In what is believed to be industry first, Petco Animal Supplies is testing to see if including customer-written product reviews in its outbound e-mail campaigns boosts conversion-to-sale rates.
Petco in January sent e-mails containing top-rated products and customer-written reviews to its more than 1 million subscribers. In March, Petco plans to do an A/B split test by sending e-mails with product offers accompanied by customer reviews to half of its subscribers and product offers without reviews to the other half.
Though companies such as Amazon.com have featured customer-written product ratings and reviews for years, Petco is believed to be the first to test them in outbound e-mail campaigns.
“The idea was to leverage customer involvement in the Web site and use it as a marketing tool,” said John Lazarchic, vice president of e-commerce for San Diego-based Petco. “Most recent surveys say that customers are very interested in what other online shoppers have to say. They trust the voice of other customers more than they trust the retailer or the manufacturer.”
Petco toyed with the idea of adding customer reviews to its Web site for several years, but held off because of potential management headaches, such as having to screen all the reviews for inappropriate content, such as obscene material.
The company’s Web site late last year began featuring customer ratings and reviews using a recently launched service by outsourcer Bazaarvoice.
Companies using Bazaarvoice can customize the number of product attributes customers can rate. Petco, for example, asks reviewers to rate products from one to five paws under the categories “overall,” “pet satisfaction,” “appearance,” and “quality.”
Bazaarvoice charges a set-up fee plus a monthly service fee—starting at $2,000 a month for companies selling less than $10 million a year—negotiated on a page-view and order-volume basis, he said.
Petco’s e-mail test is part of an effort to demonstrate that product reviews drive conversion-to-sale rates high enough to justify the cost of the service.
It is also an effort to drive more multi-channel shopping because people who shop multiple channels spend more than those who shop through a single channel.
For example, a 2004 study of J.C. Penney’s customers commissioned by Abacus Direct found that triple-channel shoppers—those who bought online, from the catalog and in retail stores—spent an average of $887 a year and dual-channel shoppers spent an average of from $446 to $608 annually, depending on the combination of channels. In comparison, Internet only shoppers spent $157 annually; retail-only shoppers spent $195, and catalog-only shoppers spent $201.
A significant percentage of Petco’s e-mail addresses are collected through its loyalty card program in its retail stores.
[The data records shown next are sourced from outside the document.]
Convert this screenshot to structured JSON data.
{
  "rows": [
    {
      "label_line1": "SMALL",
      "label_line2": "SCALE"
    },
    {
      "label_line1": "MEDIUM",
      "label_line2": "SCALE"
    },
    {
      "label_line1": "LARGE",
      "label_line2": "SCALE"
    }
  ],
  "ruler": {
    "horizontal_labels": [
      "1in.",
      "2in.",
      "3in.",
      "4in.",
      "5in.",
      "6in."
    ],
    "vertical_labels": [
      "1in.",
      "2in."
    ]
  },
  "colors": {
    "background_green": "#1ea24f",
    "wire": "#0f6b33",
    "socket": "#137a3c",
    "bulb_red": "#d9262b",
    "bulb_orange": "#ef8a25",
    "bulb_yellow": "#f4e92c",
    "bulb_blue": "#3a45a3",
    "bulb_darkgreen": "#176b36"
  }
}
As a result, a large number of Petco’s e-mail subscribers are offline-only shoppers.
Lazarchic confirmed that Petco’s multichannel shoppers spend significantly more than its single-channel shoppers. He added that Petco’s e-mail subscribers who only shop retail spend more than those who only shop retail, but aren’t e-mail subscribers.
“We see value in just getting the e-mail into customers hands to keep Petco top of mind,” he said.
Petco’s e-mail program also includes sending its online shoppers alerts to sales on products they have already bought.
“Because we’re in the consumable business, people buy the same pet products over and over,” said Lazarchic. “If you buy a bag of dog food from us, and that dog food goes on sale in our circular, we will e-mail you that it’s on sale. Our circular has 500 or 600 items in it, so I can’t e-mail you that entire thing, so what we try and do is target you with items we know you already buy or items that are on your wish list that are on sale.”
But Petco e-mails with product offers not based on customers’ past purchases don’t generally perform as well, he said.
“Historically, we know that if we just pick top-selling items and e-mail them to people, conversion isn’t that great,” he said. “It’s very hard to target in the pet space. You have to know a lot about that consumer.”
As a result, he said, when Petco isn’t sending e-mails based on customers’ purchase history, the company tends to promote categories of products.
However, including customer-written product reviews in outbound e-mail blasts not only may boost conversion rates, it will expand the customer-review program’s reach.
“People are really emotional about their pets and love to talk about them,” said Lazarchic. “We have a really intensive e-mail marketing program already. We thought it would be great to take some of the comments where they’re having great success with products and get them into the hands of people who don’t come to the Web site on a regular basis.”
Lazarchic declined to say how well the first test of including product reviews performed, but it apparently performed well enough that he isn’t abandoning the effort.